4 responses to “Why I Can’t Pray to St. Javelin”

  1. Chris Shaw says:

    Excellent piece. FWIW – I am Chris Shaw, the original creator of the art, it’s not Victor Bonaccius. http://www.chrisshawstudio.com

  2. Bryan J. says:

    Chris! Thank you so much for the kind words and the correction. Please see that we’ve updated the attributions in the post accordingly, our sincere apologies for getting that wrong. So glad you appreciated the reflection on faith and war. Those icons are so damn compelling, they’ve even got the theologians thinking. Thanks again reaching out to us – it means the world!

  3. Seth says:

    Hi Bryan, thanks for the thoughtful and timely piece. Were you up at the Abbey of St. Walburga in Colorado?
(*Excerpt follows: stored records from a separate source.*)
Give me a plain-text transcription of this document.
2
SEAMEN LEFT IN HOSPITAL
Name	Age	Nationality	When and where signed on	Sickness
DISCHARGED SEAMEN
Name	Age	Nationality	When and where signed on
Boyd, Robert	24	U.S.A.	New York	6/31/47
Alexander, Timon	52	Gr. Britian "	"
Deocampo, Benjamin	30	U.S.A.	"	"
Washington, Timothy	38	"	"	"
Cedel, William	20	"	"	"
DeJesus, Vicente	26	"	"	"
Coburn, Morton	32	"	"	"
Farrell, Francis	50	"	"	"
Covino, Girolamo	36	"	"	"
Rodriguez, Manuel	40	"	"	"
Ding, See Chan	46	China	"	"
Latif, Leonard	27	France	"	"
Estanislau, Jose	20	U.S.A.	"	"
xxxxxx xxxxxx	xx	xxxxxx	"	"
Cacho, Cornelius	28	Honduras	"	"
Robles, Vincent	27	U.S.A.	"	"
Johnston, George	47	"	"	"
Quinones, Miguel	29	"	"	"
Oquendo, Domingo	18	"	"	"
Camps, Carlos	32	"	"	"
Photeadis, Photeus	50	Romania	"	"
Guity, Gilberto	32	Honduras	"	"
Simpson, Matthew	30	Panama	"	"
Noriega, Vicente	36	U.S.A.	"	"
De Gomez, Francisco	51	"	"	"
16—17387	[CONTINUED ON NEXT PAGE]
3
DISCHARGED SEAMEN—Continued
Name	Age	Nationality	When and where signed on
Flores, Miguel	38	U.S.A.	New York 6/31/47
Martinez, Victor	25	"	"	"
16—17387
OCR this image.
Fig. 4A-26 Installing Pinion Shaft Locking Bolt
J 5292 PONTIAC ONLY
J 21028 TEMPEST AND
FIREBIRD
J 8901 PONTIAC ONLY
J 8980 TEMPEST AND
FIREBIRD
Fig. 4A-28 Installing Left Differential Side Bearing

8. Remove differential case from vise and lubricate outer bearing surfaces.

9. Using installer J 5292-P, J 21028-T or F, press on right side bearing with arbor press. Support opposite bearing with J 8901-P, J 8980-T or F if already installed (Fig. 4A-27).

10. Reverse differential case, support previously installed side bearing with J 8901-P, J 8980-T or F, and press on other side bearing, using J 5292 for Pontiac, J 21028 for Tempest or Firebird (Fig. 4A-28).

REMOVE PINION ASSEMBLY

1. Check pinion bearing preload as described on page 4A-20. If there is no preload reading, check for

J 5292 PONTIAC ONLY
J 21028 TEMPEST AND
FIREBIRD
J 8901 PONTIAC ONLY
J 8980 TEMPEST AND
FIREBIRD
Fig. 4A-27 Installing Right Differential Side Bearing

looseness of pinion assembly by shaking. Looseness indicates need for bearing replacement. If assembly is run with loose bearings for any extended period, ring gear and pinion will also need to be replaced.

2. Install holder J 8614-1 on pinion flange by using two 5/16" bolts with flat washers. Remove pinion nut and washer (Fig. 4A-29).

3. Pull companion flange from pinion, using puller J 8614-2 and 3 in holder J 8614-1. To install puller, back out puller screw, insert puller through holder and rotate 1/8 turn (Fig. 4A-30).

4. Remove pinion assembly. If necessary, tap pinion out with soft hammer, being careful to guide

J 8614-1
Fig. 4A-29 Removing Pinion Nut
I’m an oblate (and a Protestant, still) with them and have been to their Compline service where they sing their hymn to St. Walburga. It’s beautiful – I don’t blame you for singing along!

    • Bryan J. says:

      This was at St. Emmas in Greensburg PA, outside of Pittsburgh. They have a shrine to St. Walburga on their campus. I don’t know how many hymns there are invoking St. Walburga, but this one was beautiful too. It’s on my list of places to return to for a retreat in the near future.